There is a genre of fiction that might well be called “tourism horror.” In such stories, the protagonist travels to a breathtakingly attractive destination, where all hell breaks loose. The masterpieces of the genre are surely Dracula (oh, Transylvania!) and The Shining (talk about a “last resort” hotel). Enter debut novelist Wendy Webb, who gives both Bram Stoker and Stephen King a run for their travel budget, inventing an island in the Great Lakes that can’t be matched for pristine natural beauty, richness of history, touristic amenities . . . and sheer supernatural terror.
One reason why The Tale of Halcyon Crane deserves a place in the canon of tourism horror is its initial twist of the emotional knife: the traumatic discovery that forces our heroine, Hallie James, to make her journey to Great Manitou Island. Ghosts, violent death, witches—none of these terrible presences on the island hold a frightful candle to the psychological devastation at the outset of the novel, when Hallie finds out that she is not the person she thought she was—and neither is her father, nor her mother, nor anything she has ever believed about her family. This internal horror outdistances the merely external threats imposed by Stoker and King.
The emotional impact of the island’s heart of darkness on Webb’s heroine also stands in complete contrast to the way things usually go in the genre. In Dracula and The Shining (or Heart of Darkness, for that matter), the hero or heroine is possessed by the horror, is undone by it and made monstrous.
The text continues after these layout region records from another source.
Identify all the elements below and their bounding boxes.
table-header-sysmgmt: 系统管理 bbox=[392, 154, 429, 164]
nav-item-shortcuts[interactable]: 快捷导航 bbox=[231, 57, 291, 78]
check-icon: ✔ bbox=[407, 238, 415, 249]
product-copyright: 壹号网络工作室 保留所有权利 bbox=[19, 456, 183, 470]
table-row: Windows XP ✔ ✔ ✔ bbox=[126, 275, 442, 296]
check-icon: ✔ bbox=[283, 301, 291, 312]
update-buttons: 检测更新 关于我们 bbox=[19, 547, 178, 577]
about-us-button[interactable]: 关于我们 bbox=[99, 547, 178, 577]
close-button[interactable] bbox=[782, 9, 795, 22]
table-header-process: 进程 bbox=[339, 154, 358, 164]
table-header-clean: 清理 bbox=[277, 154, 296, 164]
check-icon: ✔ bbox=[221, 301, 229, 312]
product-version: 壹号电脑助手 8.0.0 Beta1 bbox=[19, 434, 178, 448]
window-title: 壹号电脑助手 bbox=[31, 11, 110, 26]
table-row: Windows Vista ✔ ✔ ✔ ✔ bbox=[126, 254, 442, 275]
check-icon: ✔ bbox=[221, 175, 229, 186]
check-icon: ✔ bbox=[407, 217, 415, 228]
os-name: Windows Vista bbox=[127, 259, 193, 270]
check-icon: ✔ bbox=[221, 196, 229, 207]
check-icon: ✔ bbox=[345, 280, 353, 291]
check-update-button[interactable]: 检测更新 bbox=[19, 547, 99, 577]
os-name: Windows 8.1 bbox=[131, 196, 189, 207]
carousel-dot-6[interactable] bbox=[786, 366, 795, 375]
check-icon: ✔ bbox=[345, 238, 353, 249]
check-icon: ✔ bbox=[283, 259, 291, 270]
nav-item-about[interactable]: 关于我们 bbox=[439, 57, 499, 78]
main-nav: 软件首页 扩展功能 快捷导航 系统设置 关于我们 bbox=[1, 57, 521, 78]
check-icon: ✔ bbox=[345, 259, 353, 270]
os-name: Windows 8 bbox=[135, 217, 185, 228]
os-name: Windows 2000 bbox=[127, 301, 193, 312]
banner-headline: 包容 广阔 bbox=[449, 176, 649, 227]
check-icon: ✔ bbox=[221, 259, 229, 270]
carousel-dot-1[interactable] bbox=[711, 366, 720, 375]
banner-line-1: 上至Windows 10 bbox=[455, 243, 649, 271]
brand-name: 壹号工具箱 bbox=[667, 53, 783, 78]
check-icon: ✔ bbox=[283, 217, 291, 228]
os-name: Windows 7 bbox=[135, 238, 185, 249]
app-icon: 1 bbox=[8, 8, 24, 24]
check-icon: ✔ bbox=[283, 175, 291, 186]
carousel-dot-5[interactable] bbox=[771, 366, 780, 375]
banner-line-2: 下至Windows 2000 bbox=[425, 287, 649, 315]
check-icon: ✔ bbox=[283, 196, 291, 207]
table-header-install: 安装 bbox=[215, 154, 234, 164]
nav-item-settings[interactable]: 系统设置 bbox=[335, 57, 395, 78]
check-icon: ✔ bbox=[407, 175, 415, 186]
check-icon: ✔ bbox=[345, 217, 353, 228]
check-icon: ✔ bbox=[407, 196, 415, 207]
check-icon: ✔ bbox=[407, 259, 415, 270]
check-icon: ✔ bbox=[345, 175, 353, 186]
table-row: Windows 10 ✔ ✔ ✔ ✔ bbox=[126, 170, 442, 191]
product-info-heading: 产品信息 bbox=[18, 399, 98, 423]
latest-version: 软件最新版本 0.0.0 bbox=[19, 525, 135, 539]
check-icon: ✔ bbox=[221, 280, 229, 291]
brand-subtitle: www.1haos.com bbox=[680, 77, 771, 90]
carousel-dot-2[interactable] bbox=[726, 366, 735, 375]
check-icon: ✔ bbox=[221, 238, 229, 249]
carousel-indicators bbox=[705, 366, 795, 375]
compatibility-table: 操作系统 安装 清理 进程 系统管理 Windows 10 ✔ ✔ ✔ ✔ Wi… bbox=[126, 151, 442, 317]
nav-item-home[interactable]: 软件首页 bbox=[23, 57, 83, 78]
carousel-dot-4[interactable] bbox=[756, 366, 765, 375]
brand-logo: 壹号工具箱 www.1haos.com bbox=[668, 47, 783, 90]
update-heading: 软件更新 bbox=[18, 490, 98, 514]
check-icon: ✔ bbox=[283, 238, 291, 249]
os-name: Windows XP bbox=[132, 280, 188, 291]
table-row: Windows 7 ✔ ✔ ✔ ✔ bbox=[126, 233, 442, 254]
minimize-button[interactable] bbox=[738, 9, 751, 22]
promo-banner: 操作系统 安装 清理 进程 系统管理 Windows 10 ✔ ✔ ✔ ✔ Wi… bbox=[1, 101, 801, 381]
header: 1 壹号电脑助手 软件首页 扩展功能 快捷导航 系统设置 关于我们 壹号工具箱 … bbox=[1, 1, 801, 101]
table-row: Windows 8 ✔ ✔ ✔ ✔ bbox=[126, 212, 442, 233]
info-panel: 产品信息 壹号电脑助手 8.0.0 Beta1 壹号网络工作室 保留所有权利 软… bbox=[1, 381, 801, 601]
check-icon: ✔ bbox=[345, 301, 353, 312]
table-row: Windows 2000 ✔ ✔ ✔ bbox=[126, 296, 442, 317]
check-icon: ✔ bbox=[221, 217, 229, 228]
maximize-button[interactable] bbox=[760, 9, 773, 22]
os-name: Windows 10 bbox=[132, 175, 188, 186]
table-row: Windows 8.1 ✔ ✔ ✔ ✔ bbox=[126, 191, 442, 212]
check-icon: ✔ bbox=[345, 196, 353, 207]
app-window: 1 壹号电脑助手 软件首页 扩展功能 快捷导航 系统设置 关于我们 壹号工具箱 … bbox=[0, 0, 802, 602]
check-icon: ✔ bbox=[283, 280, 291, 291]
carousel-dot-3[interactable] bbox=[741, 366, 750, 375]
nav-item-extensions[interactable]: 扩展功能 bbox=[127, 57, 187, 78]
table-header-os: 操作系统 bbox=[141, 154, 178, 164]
But in The Tale of Halcyon Crane, Hallie James confronts the horror and takes possession of herself, entering into her authentic identity, with all its difficulties intact.
The novel’s affirmative spirit may not be to the taste of diehard horror fans, but it certainly gives a more generous account of how the spirit of a beautiful place can complexly affect a human being, for both good and ill. Wendy Webb is a professional journalist, first and foremost. Like those journalistic masters Dickens and Twain before her, she knows that to write good travel prose, you must give a vivid account of both the demons you find along the way and the demons you bring along with you. That way, the reader always feels right at home.
Michael Alec Rose is a composer who teaches at Vanderbilt University’s Blair School of Music.